Wednesday, August 5, 2009
IT HAS BEEN almost six months since President Obama nominated Indiana law professor Dawn E. Johnsen to head the Justice Department's influential Office of Legal Counsel (OLC). Almost five months have passed since the Senate Judiciary Committee gave her a favorable vote and sent the nomination to the full Senate.
Yet with just days left before the August recess, there has yet to be a floor vote. This is unconscionable.

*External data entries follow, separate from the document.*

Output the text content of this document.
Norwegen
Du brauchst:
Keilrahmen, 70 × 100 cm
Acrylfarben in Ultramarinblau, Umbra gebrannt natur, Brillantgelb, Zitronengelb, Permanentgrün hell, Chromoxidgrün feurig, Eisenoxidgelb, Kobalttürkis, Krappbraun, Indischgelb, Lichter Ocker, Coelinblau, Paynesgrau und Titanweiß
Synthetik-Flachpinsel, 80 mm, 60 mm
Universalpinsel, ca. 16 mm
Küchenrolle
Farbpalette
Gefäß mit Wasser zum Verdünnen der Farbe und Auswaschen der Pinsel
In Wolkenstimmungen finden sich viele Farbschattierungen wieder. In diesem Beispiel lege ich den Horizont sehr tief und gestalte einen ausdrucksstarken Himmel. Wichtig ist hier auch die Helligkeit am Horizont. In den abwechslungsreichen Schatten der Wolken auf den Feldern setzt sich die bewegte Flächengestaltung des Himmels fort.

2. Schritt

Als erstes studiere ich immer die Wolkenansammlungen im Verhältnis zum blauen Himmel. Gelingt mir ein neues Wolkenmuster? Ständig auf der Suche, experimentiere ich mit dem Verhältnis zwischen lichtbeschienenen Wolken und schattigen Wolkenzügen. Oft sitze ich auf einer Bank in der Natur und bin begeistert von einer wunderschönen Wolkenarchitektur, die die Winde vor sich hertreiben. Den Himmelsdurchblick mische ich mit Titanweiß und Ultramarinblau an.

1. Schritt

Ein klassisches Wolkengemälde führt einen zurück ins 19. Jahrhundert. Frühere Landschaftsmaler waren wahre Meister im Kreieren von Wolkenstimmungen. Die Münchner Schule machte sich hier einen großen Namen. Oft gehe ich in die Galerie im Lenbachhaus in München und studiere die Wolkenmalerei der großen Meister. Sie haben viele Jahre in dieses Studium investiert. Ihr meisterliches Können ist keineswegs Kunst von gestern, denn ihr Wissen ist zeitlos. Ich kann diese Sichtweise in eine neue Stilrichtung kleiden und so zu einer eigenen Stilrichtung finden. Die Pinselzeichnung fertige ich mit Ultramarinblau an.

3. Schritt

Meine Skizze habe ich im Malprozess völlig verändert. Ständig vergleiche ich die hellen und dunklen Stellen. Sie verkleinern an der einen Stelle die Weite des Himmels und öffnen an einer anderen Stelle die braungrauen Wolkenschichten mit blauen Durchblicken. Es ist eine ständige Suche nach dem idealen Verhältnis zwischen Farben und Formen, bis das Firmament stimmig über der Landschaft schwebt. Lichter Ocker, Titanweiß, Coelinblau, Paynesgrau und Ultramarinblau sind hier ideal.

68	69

Ms. Johnsen is highly qualified for the OLC post: She served for several years as a top assistant in the office during the Clinton administration and has earned the respect of top OLC lawyers who worked for Republican and Democratic presidents. She should be confirmed, but her nomination has been held hostage mainly by Republicans who are using her strong pro-choice views as political fodder. It has not helped matters that Senate Majority Leader Harry M. Reid (D-Nev.) has been less than assertive in pushing for a vote.

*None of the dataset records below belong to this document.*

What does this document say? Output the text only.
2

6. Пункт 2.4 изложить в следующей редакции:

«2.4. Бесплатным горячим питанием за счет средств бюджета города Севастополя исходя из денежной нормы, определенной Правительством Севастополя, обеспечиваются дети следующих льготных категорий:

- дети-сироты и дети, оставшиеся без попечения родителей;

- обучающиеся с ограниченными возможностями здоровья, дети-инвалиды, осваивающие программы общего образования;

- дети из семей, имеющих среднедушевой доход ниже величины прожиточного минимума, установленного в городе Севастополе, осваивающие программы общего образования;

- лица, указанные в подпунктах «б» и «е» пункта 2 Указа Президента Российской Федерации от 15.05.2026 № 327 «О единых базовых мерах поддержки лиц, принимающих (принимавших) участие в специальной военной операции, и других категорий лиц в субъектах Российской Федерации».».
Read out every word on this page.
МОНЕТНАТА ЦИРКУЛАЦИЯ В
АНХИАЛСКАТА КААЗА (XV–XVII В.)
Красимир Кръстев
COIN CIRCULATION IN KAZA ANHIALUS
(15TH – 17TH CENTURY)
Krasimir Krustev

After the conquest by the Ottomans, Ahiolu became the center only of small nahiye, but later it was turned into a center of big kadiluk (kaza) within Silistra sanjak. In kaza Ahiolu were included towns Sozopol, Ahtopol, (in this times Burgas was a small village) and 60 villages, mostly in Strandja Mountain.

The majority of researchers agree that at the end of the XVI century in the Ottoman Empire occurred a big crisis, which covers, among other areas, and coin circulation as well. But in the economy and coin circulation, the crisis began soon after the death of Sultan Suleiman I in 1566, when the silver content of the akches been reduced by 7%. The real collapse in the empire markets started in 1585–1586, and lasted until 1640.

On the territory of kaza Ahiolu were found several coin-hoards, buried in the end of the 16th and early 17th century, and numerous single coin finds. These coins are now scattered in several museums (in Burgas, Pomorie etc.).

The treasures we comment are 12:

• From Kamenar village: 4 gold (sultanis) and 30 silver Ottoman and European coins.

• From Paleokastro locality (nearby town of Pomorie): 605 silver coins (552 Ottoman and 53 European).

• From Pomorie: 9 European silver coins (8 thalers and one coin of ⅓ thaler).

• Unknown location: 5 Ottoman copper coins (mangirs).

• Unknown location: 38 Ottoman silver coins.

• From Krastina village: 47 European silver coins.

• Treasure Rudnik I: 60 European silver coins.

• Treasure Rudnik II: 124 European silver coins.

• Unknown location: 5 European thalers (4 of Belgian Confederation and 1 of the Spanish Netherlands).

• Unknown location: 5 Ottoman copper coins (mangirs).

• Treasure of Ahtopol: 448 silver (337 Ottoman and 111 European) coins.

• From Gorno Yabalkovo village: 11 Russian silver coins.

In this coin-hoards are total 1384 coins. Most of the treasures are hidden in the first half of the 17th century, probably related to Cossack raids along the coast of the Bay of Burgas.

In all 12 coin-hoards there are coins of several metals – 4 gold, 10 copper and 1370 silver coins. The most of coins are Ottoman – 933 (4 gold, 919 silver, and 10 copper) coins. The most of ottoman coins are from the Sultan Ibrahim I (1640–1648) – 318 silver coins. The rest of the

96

Ms. Johnsen is not alone in this state of limbo. Several others nominated for division chief slots at the Justice Department also earned the Judiciary Committee's thumbs-up but not the Senate vote required to take their posts. These include Thomas E. Perez (civil rights), Mary L. Smith (tax), and Christopher Schroeder (Office of Legal Policy). They, too, should be confirmed before the Senate recesses, as should the handful of U.S. attorney nominees who have been voted through by the Judiciary Committee.
The same goes for three nominees to the courts of appeal: David F. Hamilton (7th Circuit); Gerard Lynch (2nd Circuit); and Andre M. Davis (4th Circuit). Mr. Hamilton and Mr. Lynch were unanimously rated well-qualified by the American Bar Association; Mr. Davis earned a well-qualified rating from the majority of ABA reviews and a "qualified" rating from the rest. All three won favorable votes from the Judiciary Committee nearly two months ago.
The American people spoke last November, giving President Obama the right to put in place his own picks for key administration positions. In the absence of disqualifying legal or ethical blotches, the Senate should give the president the people he wants, even if they hold views with which senators disagree.